Ben looked over at Carter as if to ask advice, but did not. He lowered his head and trudged slowly toward the ferry raft Carter kept tied up for crossing the river.

Walworth watched the Major paddle the little craft back across in silence while Ben stared at the approaching east bank. The Kentuckian was already at the landing as the boat scraped ashore. Ben climbed out painfully and stood before him. The Kentuckian smiled and put his hand on the big black’s shoulder.

The Major shook his head and strode up the riverbank to his cabin. Ben was already becoming one less thing the Major had to do.

But some in the settlement did not forget Ben so easily. No doubt the Major told the settlers in the tavern what the slave had decided, and he probably let it go at that. But even though more than a century separates us from that day in 1806, perhaps the Major did not forget that easily.

There is a sequel.

Next day, Ben and his captor made their way up the Old Carter Road through Cleveland Mills. Ben was riding and the Kentuckian walked alongside, chatting amiably. Suddenly two men leaped out of the woods pointing their rifles at the Kentuckian like two unblinking eyes. The Kentuckian stared back.

The riflemen shouted to Ben to escape.

Ben slid off the horse. His twisted legs carried him like a scurrying crab into the woods.

The Kentuckian never protested or tried to find Ben again. The account of Ben’s history recorded by Ashbel Walworth tells us that only three people knew about Ben’s “escape.” They were described as “two hangers-on” at the Major’s tavern named John Thompson and James Greer. The third person was Lorenzo Carter.

Perhaps it would never have been known that Thompson and Greer had set Ben free again. Their motives are still obscured by a veil of years. But their part of the adventure came to light that winter.

A son of Major Spafford and a young brother of Nathan Perry were out hunting in the west bank wilderness one day and became lost. After tramping about aimlessly for some hours, they stumbled upon a horse’s track which led them to a rude hut hidden away in the forest. There was only one person living there — Ben.

Ben was the first Negro resident of the Cuyahoga.

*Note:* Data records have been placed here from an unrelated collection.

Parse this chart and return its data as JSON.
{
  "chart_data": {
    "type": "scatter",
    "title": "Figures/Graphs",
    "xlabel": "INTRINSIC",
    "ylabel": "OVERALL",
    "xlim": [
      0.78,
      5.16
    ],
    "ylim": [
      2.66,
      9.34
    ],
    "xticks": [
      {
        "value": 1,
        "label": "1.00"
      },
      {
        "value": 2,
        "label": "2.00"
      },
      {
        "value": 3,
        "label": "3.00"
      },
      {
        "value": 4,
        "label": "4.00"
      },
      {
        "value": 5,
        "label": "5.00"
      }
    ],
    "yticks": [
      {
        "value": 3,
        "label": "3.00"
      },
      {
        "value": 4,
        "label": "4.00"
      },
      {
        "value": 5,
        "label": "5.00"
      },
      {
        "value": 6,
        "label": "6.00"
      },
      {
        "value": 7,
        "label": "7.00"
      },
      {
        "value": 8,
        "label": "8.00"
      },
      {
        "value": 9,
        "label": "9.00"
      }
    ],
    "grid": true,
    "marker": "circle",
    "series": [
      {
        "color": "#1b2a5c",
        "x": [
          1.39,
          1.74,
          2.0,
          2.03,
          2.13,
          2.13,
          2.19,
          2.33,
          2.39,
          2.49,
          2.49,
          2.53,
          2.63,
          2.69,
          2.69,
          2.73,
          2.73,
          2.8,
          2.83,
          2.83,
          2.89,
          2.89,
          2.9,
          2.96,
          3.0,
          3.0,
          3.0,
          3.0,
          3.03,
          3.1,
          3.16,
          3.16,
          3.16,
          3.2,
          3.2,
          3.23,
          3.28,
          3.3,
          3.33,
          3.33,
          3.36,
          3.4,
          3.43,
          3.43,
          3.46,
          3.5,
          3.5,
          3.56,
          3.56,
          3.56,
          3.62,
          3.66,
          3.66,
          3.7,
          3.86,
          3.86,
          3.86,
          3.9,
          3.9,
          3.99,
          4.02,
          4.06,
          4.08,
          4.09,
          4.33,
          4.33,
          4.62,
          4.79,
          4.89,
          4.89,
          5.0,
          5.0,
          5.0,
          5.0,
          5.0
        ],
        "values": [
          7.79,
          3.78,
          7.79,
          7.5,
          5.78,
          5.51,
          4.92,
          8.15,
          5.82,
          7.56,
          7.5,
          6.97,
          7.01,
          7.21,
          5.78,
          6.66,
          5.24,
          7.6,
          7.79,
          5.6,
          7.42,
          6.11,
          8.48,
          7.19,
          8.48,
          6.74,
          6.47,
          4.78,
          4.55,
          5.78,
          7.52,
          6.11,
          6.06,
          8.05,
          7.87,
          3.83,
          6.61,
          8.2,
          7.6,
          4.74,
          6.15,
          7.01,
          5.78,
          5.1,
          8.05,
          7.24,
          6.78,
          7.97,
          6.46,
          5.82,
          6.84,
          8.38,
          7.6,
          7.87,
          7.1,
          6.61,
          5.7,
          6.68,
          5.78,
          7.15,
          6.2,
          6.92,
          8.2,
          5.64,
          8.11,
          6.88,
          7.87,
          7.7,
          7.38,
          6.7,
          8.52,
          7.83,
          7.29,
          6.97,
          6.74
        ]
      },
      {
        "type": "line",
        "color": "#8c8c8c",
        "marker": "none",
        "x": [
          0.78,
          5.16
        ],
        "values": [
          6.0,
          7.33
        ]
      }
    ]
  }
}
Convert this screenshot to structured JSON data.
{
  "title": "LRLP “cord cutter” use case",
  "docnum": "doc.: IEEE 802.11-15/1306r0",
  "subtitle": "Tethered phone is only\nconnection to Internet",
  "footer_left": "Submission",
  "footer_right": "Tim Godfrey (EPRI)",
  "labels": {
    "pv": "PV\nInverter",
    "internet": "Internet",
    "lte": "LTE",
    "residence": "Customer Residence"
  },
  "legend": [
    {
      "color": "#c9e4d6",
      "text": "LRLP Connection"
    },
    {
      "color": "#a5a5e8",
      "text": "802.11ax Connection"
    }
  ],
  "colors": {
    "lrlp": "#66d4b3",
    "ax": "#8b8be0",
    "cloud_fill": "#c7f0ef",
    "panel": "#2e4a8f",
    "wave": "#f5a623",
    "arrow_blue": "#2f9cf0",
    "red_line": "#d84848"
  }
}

Eventually the twisty Cuyahoga became a main road to freedom. Slaves from all over the south found their way along its banks, later following the towpath of the canal that led them to the lake and Canada.

And all along the way the fugitives impressed strong men like Lorenzo Carter to help them in their journey — men who came to call themselves station masters and conductors on the road to freedom.

Later when the network of roads to freedom were established with such cunning and secrecy that they became very efficient from station to station, the network became known as the Underground Railroad.

And the station that operated at the mouth end of the twisty Cuyahoga was named Station Hope.